Speaking from my experience with school nursing, I have to agree with OP. I don't think it's a matter of being annoyed by a child asking for help. I have been in at the end if the day with a line of kids still waiting, rushing to get them out to their bus, only to have to spend another hour charting after everyone leaves. Besides, if her piercing site gets infected, guess who will be blamed.

true, maybe it wasn't OP who sounded exasperated or annoyed, but, maybe remarks like //" People need to stop thinking of Nurses as personal servants/waitresses."// seemed to have a tone of annoyance, imo, but, perhaps i am misinterpreting the tone as annoyance.

That whole "WE are nurses!! Professionals!! WE are not there to serve" attitude,

is pretty common type of tone or attitude i see a lot on AN, most every day, almost. So often, that i tried to present another point of view on that type of thinking: https://allnurses.com/general-articles-about/caring-doing-small-808011.html

but, i guess everyone has a right to their own point of view about spending time complaining

~or~

being able to carve out a minute or two here or there to do a small thing, (IF it is not harmful) as a stress-reducing move for the NURSE herself.:)
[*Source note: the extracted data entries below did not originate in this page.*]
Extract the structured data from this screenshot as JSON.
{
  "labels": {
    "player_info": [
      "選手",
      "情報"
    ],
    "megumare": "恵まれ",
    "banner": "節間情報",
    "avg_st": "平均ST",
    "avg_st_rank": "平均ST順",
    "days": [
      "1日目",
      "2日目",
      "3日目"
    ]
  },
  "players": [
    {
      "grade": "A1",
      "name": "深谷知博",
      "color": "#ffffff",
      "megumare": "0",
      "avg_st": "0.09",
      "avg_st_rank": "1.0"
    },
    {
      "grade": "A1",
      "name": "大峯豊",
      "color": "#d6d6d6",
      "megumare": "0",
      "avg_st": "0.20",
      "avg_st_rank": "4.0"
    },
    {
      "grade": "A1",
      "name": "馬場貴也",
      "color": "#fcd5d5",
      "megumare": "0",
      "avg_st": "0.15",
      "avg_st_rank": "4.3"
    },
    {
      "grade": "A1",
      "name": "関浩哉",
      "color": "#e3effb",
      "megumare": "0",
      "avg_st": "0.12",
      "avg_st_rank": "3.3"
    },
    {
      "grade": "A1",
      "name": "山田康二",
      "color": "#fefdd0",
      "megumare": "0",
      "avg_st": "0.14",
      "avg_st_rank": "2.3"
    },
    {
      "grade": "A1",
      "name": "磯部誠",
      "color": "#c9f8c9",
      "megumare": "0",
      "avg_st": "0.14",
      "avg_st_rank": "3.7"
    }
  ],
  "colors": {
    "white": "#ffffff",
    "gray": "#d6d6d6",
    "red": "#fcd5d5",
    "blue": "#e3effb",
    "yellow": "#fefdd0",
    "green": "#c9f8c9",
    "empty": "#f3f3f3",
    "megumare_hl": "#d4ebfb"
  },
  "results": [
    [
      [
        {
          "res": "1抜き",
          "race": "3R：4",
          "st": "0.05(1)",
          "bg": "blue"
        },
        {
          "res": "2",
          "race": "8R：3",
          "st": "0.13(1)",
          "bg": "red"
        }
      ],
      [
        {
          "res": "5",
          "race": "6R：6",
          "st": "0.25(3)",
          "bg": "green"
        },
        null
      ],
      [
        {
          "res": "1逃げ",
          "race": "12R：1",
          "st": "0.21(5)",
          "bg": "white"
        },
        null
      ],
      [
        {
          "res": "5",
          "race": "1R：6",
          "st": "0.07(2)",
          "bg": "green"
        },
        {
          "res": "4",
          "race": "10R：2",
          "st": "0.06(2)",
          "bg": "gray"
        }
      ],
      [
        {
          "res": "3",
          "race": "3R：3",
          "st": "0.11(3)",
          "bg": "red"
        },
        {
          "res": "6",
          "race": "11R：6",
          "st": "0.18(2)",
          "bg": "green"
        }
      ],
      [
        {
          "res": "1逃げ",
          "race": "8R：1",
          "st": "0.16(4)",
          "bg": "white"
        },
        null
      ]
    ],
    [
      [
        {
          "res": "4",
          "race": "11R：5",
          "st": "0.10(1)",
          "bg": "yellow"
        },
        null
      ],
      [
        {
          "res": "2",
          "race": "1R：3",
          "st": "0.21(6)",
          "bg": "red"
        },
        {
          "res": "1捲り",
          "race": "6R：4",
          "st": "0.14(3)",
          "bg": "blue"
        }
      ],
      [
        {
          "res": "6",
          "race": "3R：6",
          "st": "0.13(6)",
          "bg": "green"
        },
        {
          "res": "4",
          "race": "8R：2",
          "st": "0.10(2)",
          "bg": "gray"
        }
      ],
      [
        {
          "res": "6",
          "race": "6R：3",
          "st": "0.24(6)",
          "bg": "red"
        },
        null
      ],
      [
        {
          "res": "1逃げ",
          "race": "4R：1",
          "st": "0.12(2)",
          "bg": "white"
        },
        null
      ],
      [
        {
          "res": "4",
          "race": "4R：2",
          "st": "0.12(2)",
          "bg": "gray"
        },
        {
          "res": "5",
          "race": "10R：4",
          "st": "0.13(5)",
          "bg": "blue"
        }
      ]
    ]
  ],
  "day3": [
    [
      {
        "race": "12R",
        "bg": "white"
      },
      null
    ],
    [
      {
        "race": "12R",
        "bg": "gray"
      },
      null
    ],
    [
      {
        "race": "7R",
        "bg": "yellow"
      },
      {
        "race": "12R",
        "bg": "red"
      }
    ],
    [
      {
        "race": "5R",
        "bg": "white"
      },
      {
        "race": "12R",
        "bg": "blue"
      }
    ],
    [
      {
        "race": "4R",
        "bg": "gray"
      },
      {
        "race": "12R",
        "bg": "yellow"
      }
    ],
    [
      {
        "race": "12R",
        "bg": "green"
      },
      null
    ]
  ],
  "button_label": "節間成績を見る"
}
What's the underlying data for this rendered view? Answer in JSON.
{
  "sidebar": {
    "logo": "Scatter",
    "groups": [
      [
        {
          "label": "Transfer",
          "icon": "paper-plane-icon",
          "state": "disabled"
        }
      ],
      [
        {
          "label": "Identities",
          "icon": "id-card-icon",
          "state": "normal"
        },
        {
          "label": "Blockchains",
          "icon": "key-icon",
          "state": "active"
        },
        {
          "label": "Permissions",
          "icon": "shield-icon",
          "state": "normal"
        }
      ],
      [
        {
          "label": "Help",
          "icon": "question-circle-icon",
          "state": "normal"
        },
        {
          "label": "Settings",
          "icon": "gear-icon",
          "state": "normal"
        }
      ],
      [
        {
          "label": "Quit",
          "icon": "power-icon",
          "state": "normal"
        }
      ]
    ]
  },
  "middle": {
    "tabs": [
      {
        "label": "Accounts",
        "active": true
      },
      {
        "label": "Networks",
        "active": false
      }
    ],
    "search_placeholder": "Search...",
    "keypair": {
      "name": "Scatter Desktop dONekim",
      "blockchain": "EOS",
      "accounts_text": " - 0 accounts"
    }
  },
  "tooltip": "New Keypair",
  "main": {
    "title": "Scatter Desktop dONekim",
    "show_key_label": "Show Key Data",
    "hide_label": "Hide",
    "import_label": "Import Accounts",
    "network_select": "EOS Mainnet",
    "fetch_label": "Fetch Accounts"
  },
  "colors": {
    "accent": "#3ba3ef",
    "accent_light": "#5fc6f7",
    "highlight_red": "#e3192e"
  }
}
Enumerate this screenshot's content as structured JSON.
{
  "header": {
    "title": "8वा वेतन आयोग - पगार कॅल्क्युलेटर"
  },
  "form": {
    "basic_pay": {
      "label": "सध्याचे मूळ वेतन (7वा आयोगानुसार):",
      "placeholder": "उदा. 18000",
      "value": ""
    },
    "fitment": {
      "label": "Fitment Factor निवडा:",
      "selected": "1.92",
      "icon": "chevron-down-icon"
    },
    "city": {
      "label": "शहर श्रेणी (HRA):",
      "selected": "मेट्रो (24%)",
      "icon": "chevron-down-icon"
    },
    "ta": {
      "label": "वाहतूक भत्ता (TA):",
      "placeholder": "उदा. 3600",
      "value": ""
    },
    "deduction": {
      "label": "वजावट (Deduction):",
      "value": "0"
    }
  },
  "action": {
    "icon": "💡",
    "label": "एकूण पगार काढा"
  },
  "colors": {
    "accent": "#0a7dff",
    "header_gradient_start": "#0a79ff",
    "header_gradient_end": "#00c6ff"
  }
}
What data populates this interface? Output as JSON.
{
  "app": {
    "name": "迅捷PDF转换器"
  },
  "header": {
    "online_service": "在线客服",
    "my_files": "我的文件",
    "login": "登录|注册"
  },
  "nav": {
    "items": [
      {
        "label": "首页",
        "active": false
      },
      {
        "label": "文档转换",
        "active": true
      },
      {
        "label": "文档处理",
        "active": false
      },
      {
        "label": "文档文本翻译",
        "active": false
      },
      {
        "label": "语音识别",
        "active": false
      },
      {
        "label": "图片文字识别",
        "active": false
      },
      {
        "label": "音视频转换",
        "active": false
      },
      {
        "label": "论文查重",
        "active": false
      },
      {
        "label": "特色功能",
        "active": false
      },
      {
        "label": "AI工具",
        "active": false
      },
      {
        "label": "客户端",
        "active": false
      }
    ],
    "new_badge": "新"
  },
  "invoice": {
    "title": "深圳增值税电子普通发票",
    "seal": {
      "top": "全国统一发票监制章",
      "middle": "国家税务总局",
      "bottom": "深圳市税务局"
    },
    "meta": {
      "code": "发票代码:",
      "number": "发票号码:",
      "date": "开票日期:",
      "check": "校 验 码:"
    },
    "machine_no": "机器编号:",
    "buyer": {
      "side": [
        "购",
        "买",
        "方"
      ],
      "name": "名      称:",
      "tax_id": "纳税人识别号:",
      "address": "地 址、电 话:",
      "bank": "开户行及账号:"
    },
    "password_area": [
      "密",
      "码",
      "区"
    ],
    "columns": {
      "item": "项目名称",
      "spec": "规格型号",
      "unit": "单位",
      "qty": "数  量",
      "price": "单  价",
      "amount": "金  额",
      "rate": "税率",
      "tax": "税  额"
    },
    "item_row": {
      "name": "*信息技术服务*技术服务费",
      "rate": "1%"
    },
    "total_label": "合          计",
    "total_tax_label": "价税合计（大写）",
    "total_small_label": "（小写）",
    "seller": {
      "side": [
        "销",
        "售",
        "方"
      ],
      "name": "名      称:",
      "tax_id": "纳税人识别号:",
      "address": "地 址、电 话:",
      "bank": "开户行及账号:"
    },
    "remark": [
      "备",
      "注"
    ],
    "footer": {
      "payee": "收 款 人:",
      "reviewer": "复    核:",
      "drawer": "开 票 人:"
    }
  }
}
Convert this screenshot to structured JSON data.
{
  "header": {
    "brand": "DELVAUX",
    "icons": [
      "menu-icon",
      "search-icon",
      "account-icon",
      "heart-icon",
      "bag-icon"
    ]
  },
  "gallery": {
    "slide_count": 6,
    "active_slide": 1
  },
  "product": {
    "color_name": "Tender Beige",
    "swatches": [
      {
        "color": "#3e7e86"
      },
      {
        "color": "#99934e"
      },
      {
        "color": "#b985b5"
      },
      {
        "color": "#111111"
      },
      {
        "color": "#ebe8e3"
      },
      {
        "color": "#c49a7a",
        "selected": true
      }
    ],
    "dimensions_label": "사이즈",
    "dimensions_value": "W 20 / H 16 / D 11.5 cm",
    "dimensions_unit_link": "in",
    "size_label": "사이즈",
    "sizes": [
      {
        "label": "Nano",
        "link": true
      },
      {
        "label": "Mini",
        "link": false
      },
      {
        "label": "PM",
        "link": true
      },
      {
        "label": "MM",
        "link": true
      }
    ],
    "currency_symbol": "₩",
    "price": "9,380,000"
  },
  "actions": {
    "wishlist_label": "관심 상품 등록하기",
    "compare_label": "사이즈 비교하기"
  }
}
and it is debatable, if replacing an earring could be harmful, it could be, if nurse forced it or whatever, damage could be done! Which is a valid point.

but, that's not egggggzactly my point, though.

but, maybe not every nurse feels inner pleasure from doing lil extra "above and beyond" kinda things. but, some do. I loved this story: https://allnurses.com/nurses-rock/a-phone-call-808567-page3.html#post7124329

and obviously, we do not always have that extra minute to do small "above and beyond" things. Usually, most "extra" things take only minutes.

but, if i could be a god of some type, and could remove the inner feeling of stress or even annoyance(sometimes, it IS very very overt annoyance, or even anger)

that seems to be in the hearts of so many nurse when asked to do a "non-nursing" thing, i'd remove that feeling, if i had that power. I actually think caring, and doing small "above and beyond" things, REDUCES one's stress level, makes your day go better, not worse,

imo.

Obviously, if the earring wouldn't slip in, don't force it! Or, if it is just too hard to do, like some closed-hoop-style earrings would def be beyond me to put into an ear!

or if the nurse felt uncomfortable to replace an earring, or if she is just too straight-out busy to help with that non-nursing issue,

or if just tons of kids are lining up every day for help with earrings----- that's a problem! Not one i can picture getting exasperated or annoyed over,(?) but,

maybe this should be addressed in a memo to teachers about helping little kids whose earrings have fallen out, to prevent this from happening again.

Specializes in Emergency & Trauma/Adult ICU.

Not a school nurse, but I heartily agree with the OP. And sending the earring home in an envelope *may* impress upon the parent that earrings need to stay at home on PE days.